If you've ever wondered whether the cheery greeting at your local fast food drive-through is genuine or contractually mandated, you're not alone. Now, thanks to Burger King, there may soon be an AI listening to find out.
The fast food giant last week unveiled a new employee-facing AI assistant called "Patty" as part of its broader BK Assistant platform, announced at a Restaurant Brands International investor event in Miami on 26 February. The system, powered by an OpenAI base model layered with Burger King's proprietary architecture, lives inside workers' headsets and is designed to assist with everything from inventory alerts to on-the-spot recipe reminders. It also, rather pointedly, listens for signs of friendliness.
According to The Register, which first reported the details of Patty's capabilities, the system uses aggregated keywords such as "welcome," "please," and "thank you" as signals to give managers a read on broader service patterns across their restaurant. A promotional video shown at the investor event depicted a shift manager being briefed on her team's current "friendliness scores" alongside stock levels and other operational data.
From a business efficiency standpoint, the ambition behind BK Assistant is understandable. Fast food chains operate on razor-thin margins and enormous scale. Workplace monitoring tools have been booming across industries precisely because they promise consistency and accountability at scale. For franchisees juggling inventory, staff turnover, and customer volume across a single shift, a real-time operational dashboard that also flags when stock is running low or a digital menu needs updating has obvious practical value. The system's ability to automatically pull items off digital menus across kiosks, menu boards, and drive-throughs within minutes of a product becoming unavailable is a genuinely useful function.
RBI executive chairman Patrick Doyle called Patty a "game changer" for the business, and it is easy to see why investors would agree. McDonald's previously gave up on drive-through AI ordering after a series of mishaps, and Taco Bell has similarly rethought its own AI trial. Starbucks, too, pulled back from automation-first thinking after conceding the machines were not replacing baristas as hoped. Burger King's pivot toward employee-assist rather than customer-replace AI is arguably the more realistic bet.
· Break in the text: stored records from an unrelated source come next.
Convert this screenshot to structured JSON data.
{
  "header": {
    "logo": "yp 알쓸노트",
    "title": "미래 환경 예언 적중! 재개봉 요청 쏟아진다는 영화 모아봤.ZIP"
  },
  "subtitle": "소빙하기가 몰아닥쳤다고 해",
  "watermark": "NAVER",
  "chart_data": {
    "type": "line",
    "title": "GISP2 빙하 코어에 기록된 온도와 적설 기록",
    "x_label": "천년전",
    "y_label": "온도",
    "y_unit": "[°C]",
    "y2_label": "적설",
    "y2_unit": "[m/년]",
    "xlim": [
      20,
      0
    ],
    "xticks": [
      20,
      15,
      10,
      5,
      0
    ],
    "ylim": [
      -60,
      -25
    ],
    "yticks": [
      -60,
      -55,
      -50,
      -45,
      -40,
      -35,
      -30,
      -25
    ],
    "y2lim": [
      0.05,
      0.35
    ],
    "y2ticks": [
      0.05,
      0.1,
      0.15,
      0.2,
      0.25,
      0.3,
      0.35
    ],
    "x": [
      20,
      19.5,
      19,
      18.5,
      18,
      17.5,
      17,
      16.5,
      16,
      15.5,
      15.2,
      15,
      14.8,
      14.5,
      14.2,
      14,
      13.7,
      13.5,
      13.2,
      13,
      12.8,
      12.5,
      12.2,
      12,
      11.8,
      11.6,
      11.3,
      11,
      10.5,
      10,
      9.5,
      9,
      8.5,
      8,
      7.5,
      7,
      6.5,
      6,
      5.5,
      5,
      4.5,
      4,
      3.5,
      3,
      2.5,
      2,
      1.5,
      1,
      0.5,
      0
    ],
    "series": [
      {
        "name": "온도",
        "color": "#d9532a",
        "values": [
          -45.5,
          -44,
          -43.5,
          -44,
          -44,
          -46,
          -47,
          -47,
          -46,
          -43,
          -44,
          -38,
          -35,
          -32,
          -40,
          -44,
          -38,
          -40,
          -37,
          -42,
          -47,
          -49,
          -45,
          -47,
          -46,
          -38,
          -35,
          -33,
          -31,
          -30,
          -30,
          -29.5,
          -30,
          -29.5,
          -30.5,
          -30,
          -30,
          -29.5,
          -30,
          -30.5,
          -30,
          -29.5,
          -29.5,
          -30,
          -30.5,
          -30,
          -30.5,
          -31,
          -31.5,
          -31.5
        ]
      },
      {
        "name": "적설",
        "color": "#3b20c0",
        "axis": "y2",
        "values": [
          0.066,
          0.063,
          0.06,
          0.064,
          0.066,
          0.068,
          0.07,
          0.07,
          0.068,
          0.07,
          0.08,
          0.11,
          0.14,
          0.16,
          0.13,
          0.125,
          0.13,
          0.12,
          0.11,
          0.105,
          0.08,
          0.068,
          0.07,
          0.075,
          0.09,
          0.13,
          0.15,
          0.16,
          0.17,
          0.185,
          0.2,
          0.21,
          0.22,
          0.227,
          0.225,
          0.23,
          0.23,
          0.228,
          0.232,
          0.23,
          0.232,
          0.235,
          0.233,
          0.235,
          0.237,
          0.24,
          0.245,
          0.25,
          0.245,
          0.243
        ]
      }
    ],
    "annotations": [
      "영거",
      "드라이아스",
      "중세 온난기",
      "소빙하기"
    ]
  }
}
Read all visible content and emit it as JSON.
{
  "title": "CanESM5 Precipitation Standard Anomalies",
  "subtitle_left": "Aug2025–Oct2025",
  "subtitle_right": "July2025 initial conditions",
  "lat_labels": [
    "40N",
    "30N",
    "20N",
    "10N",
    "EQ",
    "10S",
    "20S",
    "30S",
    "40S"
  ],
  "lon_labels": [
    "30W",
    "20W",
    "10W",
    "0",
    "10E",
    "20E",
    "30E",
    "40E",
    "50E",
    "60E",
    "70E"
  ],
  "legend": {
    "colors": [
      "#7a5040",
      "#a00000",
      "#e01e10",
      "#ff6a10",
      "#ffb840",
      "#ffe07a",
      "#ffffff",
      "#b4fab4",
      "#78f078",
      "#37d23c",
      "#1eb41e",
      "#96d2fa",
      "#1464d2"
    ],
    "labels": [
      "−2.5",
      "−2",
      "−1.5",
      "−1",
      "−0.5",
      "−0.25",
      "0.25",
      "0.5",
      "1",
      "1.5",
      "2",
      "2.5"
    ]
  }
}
Still, the "friendliness score" element has drawn scrutiny, and not without reason. Critics online have compared it to digital surveillance, with workers essentially performing politeness for an algorithm rather than for actual guests. There is a legitimate concern that when "please" and "thank you" become trackable data points, hospitality risks becoming a compliance exercise. If teams start optimising for headset-detectable phrases rather than genuine warmth, the customer experience could actually deteriorate, even as the metrics improve.
Burger King has pushed back on the surveillance framing. A spokesperson told The Register that the system "is not designed to track nor evaluate employees saying specific words or phrases," describing it instead as a coaching and operational support tool. Thibault Roux, Burger King's chief digital officer, told Fast Company that the keyword signals represent just one of many mechanisms the company explored when trying to define and measure friendliness, and that the tool is "truly meant to be a coaching and operational tool." The company has also stressed that data is aggregated at a store level rather than used to grade individual workers.
Those assurances may be genuine, but they also depend heavily on how franchisees actually implement the tool in practice. A franchisor can set the policy; the 7,000-odd individual restaurant operators across the US will ultimately determine how much weight Patty's signals carry in day-to-day management decisions. That gap between intent and implementation is where workers' genuine concerns sit, and they deserve to be taken seriously.
The broader context is worth keeping in mind. Fast food workers already manage demanding, high-speed environments with limited downtime. Layering an AI that monitors tone and language on top of those conditions raises real questions about workplace dignity and stress. Employment advocates and unions in several countries have flagged that AI monitoring tools, however well-intentioned, can erode worker trust and autonomy in ways that do not always show up in productivity metrics.
What makes this moment genuinely interesting is that the industry itself has not settled on a winning formula. McDonald's, Taco Bell, and Starbucks have each had to recalibrate their AI ambitions after finding the technology fell short of early promises. Burger King's employee-assist approach is a more measured bet, and if Patty genuinely helps workers manage shift complexity without becoming a covert performance scorecard, it could be a model worth watching. The distinction between a helpful digital co-worker and a digital supervisor is real, and it will be workers, customers, and eventually regulators who decide which side of that line this technology lands on.
For now, the BK Assistant platform is being tested across approximately 500 US stores, with the full web and app version targeted for all US locations by the end of 2026. Whether Patty turns out to be a practical ally behind the counter or an unwelcome presence in workers' earpieces will depend far less on the technology itself and far more on how the humans in charge choose to use it.